The Economic Adviser to President former Olusegun Obasanjo, Professor Osita Ogbu has described as unacceptable the report that more than 91 million Nigerians are currently living below the poverty line, that is less than 1.90 Dollars per day, saying this was an indication that “Nigeria has not made progress”.
Ogbu spoke on Friday in Abuja while delivering the 11th Convocation Lecture of National Open University of Nigeria (NOUN), with the theme: “The Fourth Industrial Revolution and the Challenge of Poverty Reduction in Nigeria”.
He said it was disturbing that more than 50 per cent of Nigeria’s poor are youths with the unemployment rate at an all-time high of 53 per cent in the fourth quarter of 2020, wondering how the youths could be positioned to benefit from the more demanding future without adequate skills and work experience.
“Developing skills and cognitive ability, a culture of discipline, curiosity, inquiry and innovation, starts at childhood. Yet, about 17 million Nigerian children are undernourished (stunted and/or wasted) with the highest burden of malnutrition in Africa and second highest in the world,” he said.

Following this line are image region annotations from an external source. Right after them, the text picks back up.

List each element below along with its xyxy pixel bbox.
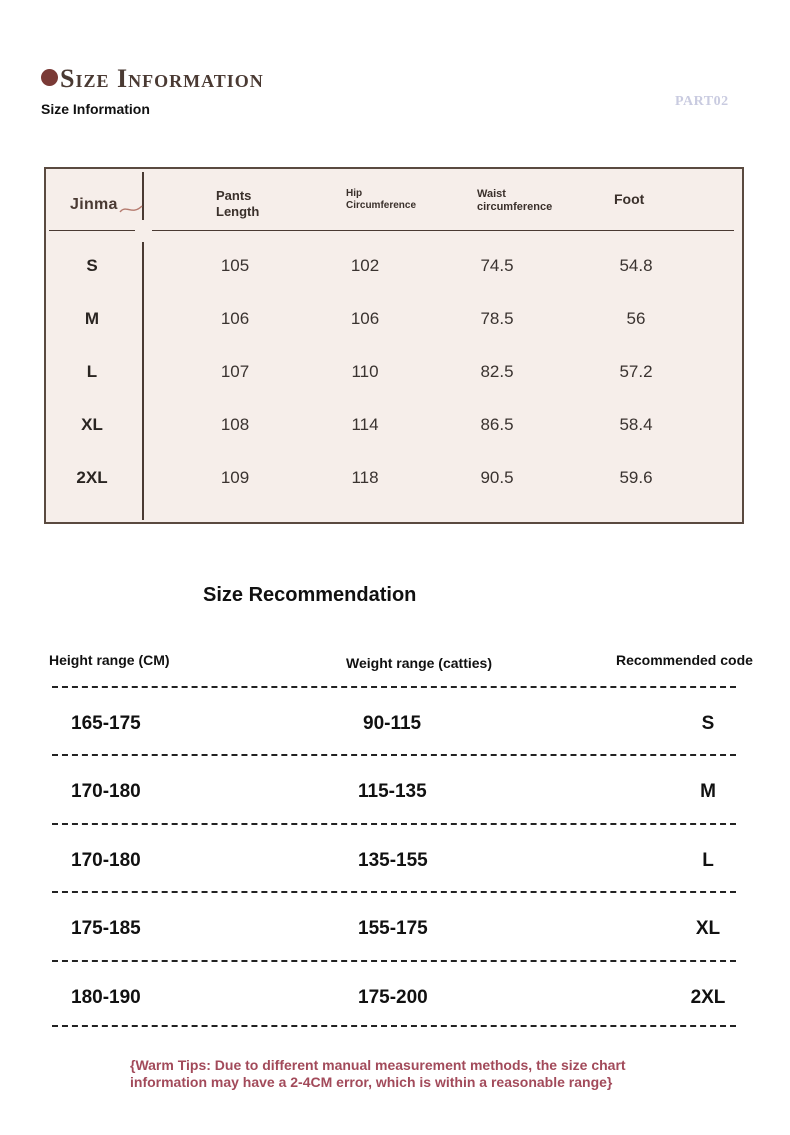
foot-value: 59.6 bbox=[619, 468, 653, 487]
foot-value: 56 bbox=[626, 309, 646, 328]
dashed-divider bbox=[52, 686, 736, 688]
pants-length-value: 107 bbox=[220, 362, 250, 381]
dashed-divider bbox=[52, 891, 736, 893]
warm-tips-line: information may have a 2-4CM error, which is within a reasonable range} bbox=[130, 1074, 613, 1090]
warm-tips-note bbox=[130, 1057, 690, 1091]
waist-value: 74.5 bbox=[480, 256, 514, 275]
brand-label: Jinma bbox=[70, 196, 118, 213]
column-header-line: Pants bbox=[216, 188, 252, 203]
header-divider-right bbox=[152, 230, 734, 231]
recommendation-title: Size Recommendation bbox=[203, 584, 417, 606]
dashed-divider bbox=[52, 823, 736, 825]
height-range-value: 170-180 bbox=[71, 781, 141, 802]
height-range-value: 175-185 bbox=[71, 918, 141, 939]
column-header-line: Hip bbox=[346, 188, 363, 199]
hip-value: 106 bbox=[350, 309, 380, 328]
pants-length-value: 106 bbox=[220, 309, 250, 328]
hip-value: 102 bbox=[350, 256, 380, 275]
weight-range-header: Weight range (catties) bbox=[346, 655, 492, 671]
size-code: S bbox=[86, 256, 98, 275]
waist-value: 90.5 bbox=[480, 468, 514, 487]
height-range-value: 180-190 bbox=[71, 987, 141, 1008]
waist-value: 78.5 bbox=[480, 309, 514, 328]
part-label: PART02 bbox=[675, 94, 729, 109]
recommended-code-value: M bbox=[700, 781, 716, 802]
waist-value: 82.5 bbox=[480, 362, 514, 381]
hip-value: 110 bbox=[351, 362, 379, 381]
weight-range-value: 115-135 bbox=[358, 781, 427, 802]
column-header-foot bbox=[614, 191, 644, 208]
weight-range-value: 175-200 bbox=[358, 987, 428, 1008]
waist-value: 86.5 bbox=[480, 415, 514, 434]
recommended-code-value: 2XL bbox=[690, 987, 726, 1008]
column-header-line: Waist bbox=[477, 188, 506, 200]
column-header-waist bbox=[477, 188, 552, 214]
height-range-header: Height range (CM) bbox=[49, 652, 170, 668]
size-code: L bbox=[86, 362, 98, 381]
foot-value: 54.8 bbox=[619, 256, 653, 275]
height-range-value: 165-175 bbox=[71, 713, 141, 734]
hip-value: 114 bbox=[351, 415, 379, 434]
column-header-line: Foot bbox=[614, 191, 645, 207]
column-header-line: Circumference bbox=[346, 200, 417, 211]
size-code: M bbox=[84, 309, 100, 328]
dashed-divider bbox=[52, 754, 736, 756]
recommended-code-value: L bbox=[702, 850, 714, 871]
dashed-divider bbox=[52, 960, 736, 962]
foot-value: 57.2 bbox=[619, 362, 653, 381]
warm-tips-line: {Warm Tips: Due to different manual measurement methods, the size chart bbox=[130, 1057, 626, 1073]
recommended-code-value: XL bbox=[695, 918, 721, 939]
weight-range-value: 90-115 bbox=[363, 713, 422, 734]
pants-length-value: 109 bbox=[220, 468, 250, 487]
section-subtitle: Size Information bbox=[41, 101, 150, 117]
recommended-code-value: S bbox=[701, 713, 715, 734]
dashed-divider bbox=[52, 1025, 736, 1027]
pants-length-value: 105 bbox=[220, 256, 250, 275]
column-header-pants-length bbox=[216, 188, 259, 219]
size-code: 2XL bbox=[76, 468, 108, 487]
size-column-divider bbox=[142, 242, 144, 520]
hip-value: 118 bbox=[351, 468, 379, 487]
recommended-code-header: Recommended code bbox=[616, 652, 753, 668]
size-code: XL bbox=[81, 415, 103, 434]
header-bullet-dot bbox=[41, 69, 58, 86]
height-range-value: 170-180 bbox=[71, 850, 141, 871]
column-header-line: Length bbox=[216, 203, 260, 219]
foot-value: 58.4 bbox=[619, 415, 653, 434]
column-header-hip bbox=[346, 188, 416, 212]
brand-swirl-icon bbox=[118, 200, 144, 218]
pants-length-value: 108 bbox=[220, 415, 250, 434]
weight-range-value: 135-155 bbox=[358, 850, 428, 871]
section-title: Size Information bbox=[60, 64, 264, 93]
header-divider-left bbox=[49, 230, 135, 231]
weight-range-value: 155-175 bbox=[358, 918, 428, 939]
column-header-line: circumference bbox=[477, 201, 553, 214]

He further lamented that the country is also grappling with about 10.5 million children out-of-school according to the United Nations Children’s Fund (UNICEF), adding that these were the magnitude of problems staring the country in the face.
Ogbu said for a developing nation like Nigeria to sustain long-term prosperity, it ultimately needs good governance that fosters and supports a culture of innovation and encourages the manufacturing sector.

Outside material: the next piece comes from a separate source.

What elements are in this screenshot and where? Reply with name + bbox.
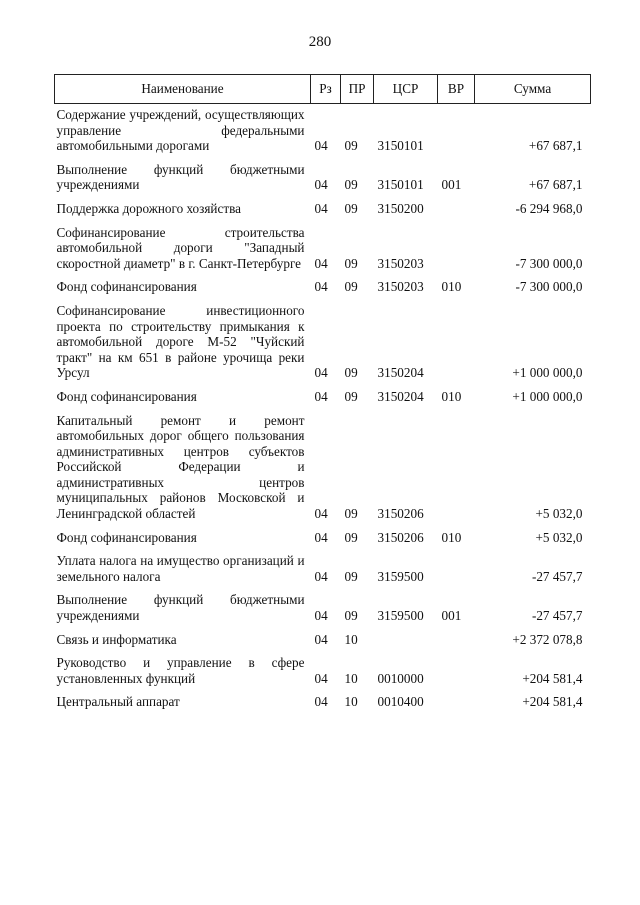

While also noting that education systems in Nigeria other African countries are archaic and severely underfunded, Osita Ogbu urged Universities in Nigeria to reinvent themselves, insisting that Universities should be centres of solutions.
He said: “The labour force is currently made up of mostly low skilled workers with low levels of productivity. Universities are not regarded, in Israel and other advanced countries, as centres of solutions with significant R&D and innovation roles.
“Nigeria has no single world-class engineering laboratory in any University. The curriculum is outdated and there is no inbuilt relevant practical training that aligns theory to practice,” he said.
He also called for the establishment of a National Science and Technology Fund, to focus on closing the innovation gap and in supporting the adaptation of “settled technology” for improved productivity across the sector.
According to him, to build a pipeline of future skills, Africa’s educators should design future-ready curricula that encourage critical thinking, creativity, and emotional intelligence as well as accelerate the acquisition of digital and Science, Technology, Engineering and Mathematics (STEM) skills to match the way people will would and collaborate in the Fourth Industrial Revolution.
Vice-Chancellor of NOUN, Prof. Olufemi Peters, in his remark, commended the convention lecturer, saying some of the issues raised were critical to the development of the country.